Muni 101: A deeper dive into costs

Other Muni 101 stories:
Basics and background
Who’s arguing what?
Xcel, Boulder settlement: What’s in it?

What has been spent so far — $27.6 million, including staff time — is all to answer two questions: Can Boulder municipalize? And how much will it cost?

There’s much that is still unknown about the cost to buy Xcel’s physical system (power lines, poles, transformers, substations, etc.) and/or the eventual rates Boulderites will be paying, either under a city utility or Xcel franchise. What is known so far:

Municipal utility costs

There are three big costs to consider, because Boulder will need to issue debt financing to pay for them: Acquisition (What it will take to forcefully buy Xcel’s system) Separation/Construction (Once Boulder buys the system, there will be significant construction required to separate the existing electric systems into two independently operating systems; this will include building three substations for the city and Xcel) and Startup (What the city will need to spend on IT systems, fleet equipment, billing systems, staff, offices, etc. to get an operational utility on Day 1, plus enough cash to keep it operational for three months)

Estimates for those:
Acquisition: $68.5 million – $214 million*
Separation: $180 million
Startup: $30 million
Total debt: $278.5 million – $424 million**

*This acquisition range was created using, at the low end, the amount a city-tapped appraiser valued Xcel’s system at and, on the high end, the voter-imposed cap on acquisition debt. But it is still subject to fluctuation.

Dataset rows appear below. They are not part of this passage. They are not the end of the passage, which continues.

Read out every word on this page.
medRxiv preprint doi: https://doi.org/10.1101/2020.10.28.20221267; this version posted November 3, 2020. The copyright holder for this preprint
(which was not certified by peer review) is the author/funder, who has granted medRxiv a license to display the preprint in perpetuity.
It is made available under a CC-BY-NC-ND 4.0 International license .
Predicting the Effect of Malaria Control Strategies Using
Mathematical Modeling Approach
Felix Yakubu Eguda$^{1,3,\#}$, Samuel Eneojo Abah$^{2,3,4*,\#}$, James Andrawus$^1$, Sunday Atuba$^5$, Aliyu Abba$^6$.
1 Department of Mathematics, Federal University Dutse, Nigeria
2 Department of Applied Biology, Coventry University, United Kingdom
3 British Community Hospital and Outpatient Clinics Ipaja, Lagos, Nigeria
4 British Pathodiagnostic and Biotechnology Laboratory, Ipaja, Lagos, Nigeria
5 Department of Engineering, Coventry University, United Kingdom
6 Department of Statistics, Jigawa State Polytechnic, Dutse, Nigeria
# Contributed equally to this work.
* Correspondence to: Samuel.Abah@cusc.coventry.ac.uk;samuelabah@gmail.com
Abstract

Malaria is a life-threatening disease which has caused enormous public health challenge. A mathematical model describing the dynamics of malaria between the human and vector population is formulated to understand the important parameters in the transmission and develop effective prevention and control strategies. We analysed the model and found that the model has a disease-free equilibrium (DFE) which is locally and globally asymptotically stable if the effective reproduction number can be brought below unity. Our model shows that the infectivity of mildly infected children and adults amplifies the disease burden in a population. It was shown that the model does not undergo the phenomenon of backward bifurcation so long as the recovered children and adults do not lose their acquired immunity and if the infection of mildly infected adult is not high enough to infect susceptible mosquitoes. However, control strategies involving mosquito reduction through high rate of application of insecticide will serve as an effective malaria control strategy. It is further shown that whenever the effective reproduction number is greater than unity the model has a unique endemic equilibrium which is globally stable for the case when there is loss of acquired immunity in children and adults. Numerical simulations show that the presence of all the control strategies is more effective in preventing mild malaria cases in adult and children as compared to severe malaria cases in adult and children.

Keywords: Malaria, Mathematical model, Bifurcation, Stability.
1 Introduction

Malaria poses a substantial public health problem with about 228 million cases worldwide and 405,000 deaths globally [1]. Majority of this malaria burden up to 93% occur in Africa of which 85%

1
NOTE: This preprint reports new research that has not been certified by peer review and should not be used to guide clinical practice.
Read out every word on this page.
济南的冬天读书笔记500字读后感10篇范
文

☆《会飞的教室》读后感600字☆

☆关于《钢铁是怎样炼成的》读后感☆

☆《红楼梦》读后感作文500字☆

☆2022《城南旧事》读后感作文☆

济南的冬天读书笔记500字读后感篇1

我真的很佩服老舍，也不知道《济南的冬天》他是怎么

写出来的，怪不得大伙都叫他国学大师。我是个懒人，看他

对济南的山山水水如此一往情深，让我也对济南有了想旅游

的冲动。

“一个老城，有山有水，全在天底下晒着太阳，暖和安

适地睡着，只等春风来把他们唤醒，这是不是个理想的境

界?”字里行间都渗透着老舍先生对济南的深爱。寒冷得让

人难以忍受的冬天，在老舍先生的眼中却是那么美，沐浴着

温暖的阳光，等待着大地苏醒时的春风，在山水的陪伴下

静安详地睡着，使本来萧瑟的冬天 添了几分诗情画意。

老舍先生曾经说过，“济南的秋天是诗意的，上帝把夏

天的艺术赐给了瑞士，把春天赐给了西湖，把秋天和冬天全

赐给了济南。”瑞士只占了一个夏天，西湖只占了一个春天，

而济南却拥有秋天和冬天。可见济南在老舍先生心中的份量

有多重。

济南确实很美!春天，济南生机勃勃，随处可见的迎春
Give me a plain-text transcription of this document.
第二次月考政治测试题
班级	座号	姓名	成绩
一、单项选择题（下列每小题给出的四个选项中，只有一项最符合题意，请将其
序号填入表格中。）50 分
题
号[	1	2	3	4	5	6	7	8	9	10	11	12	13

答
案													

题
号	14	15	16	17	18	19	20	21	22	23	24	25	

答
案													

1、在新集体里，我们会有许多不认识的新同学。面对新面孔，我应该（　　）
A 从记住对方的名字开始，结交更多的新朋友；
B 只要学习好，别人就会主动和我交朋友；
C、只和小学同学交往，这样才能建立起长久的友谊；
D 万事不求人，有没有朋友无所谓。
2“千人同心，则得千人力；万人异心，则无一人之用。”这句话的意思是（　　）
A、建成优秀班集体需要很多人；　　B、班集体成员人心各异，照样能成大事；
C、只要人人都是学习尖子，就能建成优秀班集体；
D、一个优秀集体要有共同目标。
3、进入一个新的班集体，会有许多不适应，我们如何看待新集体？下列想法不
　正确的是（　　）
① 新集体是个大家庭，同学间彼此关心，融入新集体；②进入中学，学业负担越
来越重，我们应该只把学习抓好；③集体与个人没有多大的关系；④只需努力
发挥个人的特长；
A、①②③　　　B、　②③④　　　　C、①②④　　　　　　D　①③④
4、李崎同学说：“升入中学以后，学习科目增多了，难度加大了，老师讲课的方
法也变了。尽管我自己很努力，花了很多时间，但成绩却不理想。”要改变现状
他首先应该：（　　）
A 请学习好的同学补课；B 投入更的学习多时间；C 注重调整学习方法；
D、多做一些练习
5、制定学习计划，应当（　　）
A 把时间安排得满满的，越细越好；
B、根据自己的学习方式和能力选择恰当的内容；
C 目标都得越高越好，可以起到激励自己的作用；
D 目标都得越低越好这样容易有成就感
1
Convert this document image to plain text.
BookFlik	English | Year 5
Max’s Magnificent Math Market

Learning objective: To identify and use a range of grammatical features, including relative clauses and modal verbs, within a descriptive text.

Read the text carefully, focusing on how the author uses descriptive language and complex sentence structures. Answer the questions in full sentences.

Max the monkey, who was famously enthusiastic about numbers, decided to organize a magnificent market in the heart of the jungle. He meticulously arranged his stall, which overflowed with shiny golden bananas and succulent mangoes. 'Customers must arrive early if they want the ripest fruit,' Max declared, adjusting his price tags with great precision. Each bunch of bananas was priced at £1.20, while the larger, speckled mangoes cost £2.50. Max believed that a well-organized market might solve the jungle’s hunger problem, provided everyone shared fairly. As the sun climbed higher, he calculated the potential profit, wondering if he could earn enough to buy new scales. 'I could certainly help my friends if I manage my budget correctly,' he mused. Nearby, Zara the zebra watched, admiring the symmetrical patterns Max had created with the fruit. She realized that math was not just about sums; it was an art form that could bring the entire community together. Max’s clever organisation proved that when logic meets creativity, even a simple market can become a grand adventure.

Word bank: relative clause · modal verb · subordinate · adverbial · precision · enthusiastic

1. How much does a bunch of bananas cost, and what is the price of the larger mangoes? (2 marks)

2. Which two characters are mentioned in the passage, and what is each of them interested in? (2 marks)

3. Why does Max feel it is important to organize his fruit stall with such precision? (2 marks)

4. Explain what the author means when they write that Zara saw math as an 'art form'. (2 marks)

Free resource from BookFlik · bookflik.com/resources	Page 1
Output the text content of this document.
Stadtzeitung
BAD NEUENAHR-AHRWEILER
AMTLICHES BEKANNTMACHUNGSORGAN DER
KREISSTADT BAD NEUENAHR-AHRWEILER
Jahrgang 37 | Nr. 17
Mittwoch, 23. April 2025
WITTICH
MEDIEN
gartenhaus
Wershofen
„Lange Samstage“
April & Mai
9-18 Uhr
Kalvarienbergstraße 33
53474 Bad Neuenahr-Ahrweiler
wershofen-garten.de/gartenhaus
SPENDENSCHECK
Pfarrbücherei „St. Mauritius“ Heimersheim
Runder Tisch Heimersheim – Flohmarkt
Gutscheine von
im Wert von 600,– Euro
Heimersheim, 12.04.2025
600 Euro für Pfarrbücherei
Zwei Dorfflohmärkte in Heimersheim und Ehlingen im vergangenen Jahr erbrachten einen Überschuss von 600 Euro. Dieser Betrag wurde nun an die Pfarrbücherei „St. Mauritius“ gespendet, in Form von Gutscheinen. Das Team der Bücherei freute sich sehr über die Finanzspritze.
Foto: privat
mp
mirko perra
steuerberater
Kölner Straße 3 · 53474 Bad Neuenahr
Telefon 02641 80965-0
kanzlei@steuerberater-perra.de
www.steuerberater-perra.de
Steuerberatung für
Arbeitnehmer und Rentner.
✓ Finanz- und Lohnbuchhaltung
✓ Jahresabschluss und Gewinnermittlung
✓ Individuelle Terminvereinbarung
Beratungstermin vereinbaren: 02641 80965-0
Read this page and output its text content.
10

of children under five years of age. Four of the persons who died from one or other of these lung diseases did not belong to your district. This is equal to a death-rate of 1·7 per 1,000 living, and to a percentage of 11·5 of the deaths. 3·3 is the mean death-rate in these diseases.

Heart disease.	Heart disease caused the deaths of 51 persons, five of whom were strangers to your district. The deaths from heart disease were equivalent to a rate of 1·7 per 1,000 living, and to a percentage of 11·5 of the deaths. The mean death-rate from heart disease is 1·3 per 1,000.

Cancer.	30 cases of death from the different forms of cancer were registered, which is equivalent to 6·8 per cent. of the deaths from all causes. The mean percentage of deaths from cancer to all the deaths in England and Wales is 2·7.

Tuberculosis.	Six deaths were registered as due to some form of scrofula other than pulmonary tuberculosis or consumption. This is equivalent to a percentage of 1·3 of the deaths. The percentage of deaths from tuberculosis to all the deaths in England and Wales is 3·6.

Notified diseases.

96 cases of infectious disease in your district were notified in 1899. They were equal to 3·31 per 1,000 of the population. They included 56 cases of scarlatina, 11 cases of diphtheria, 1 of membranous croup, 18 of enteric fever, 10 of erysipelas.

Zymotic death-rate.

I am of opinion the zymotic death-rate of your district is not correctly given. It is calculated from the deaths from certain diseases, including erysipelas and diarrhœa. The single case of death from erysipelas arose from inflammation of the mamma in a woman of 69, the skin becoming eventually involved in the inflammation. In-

**This is the mid-range estimate. Costs are based on industry standards and are subject to change.

The Xcel settlement caps acquisition spending at $200 million, which includes the purchase of two substations and going concern: What Boulder could owe Xcel for future lost profits. (If the settlement isn’t approved, the substations would fall under Acquisition or Construction costs.)

Boulder contends it won’t owe going concern; Xcel has pegged those costs at up to $350 million. If the settlement agreement isn’t approved, going concern would be back on the table and the eventual acquisition cost will be determined via a court ruling in Boulder’s case to forcefully condemn Xcel’s assets.

One unsettled question is stranded costs: What Boulder might owe Xcel for investments and plans the company made under the assumption that it would keep the city as a customer for a certain period of time. Stranded costs were not included in the settlement agreement, so those would have to be determined if Boulder were ever to restart municipalization or if voters turn down the settlement.

Xcel has estimated stranded costs between $255 million and $335 million in the past; Boulder has consistently declined to provide a range, citing the numerous factors involved in calculating it. There are several ways to reduce stranded cost obligations, including buying power from Xcel after a municipal utility is formed (see Renewables section for more details).

Rates – city utility

Boulder’s charter requires that the city be able to provide electricity at rates comparable to Xcel’s at the time of acquisition, and that the utility’s revenue has to cover the cost of acquisition, debt used to buy Xcel’s system plus 25%.

The charter requires that rates be less than or equal to Xcel’s on Day 1; thereafter, they must be “comparable” to neighboring utilities. What “comparable” means is not clearly defined, but the city’s financial forecasting uses city rates that are lower than Xcel’s projected rates — based on historic increases — for the length of the forecast.

If the city utility needs more money for capital projects, for example, rates could be raised to pay for it. There are plans in Year 4 and 9 of utility operation to take on $39.3 million more in debt for facility upgrades. However, capital spending by the utility and rate increases would be a community decision, according to staff. (See Control section for more detail)

Rates – Xcel

Xcel has raised rates five times since 2010. The city’s data shows that rates have increased between 2.8% and 3.1% over the past 8-10 years.

Although rates have gone up, Xcel counters that residential and commercial bills have actually trended down over the past five years, as customers use less energy overall. The average residential bill declined some 6% between 2010 and 2019, from $71.30 to $66.84, according to the company.

Critics of the franchise agreement note that, to reach its carbon-reduction goals, Xcel will have to invest heavily in renewables — costs that will be passed along to ratepayers. Colorado President Alice Jackson in August said any increases due to climate action will be capped at 1.5% per year.

The company intends to spend $7.7 billion on capital investments between 2020 and 2024. Of that, $785 million is related to electricity generation. Xcel has to file its planned rates through 2030 with the PUC, but those won’t be public until after the November election.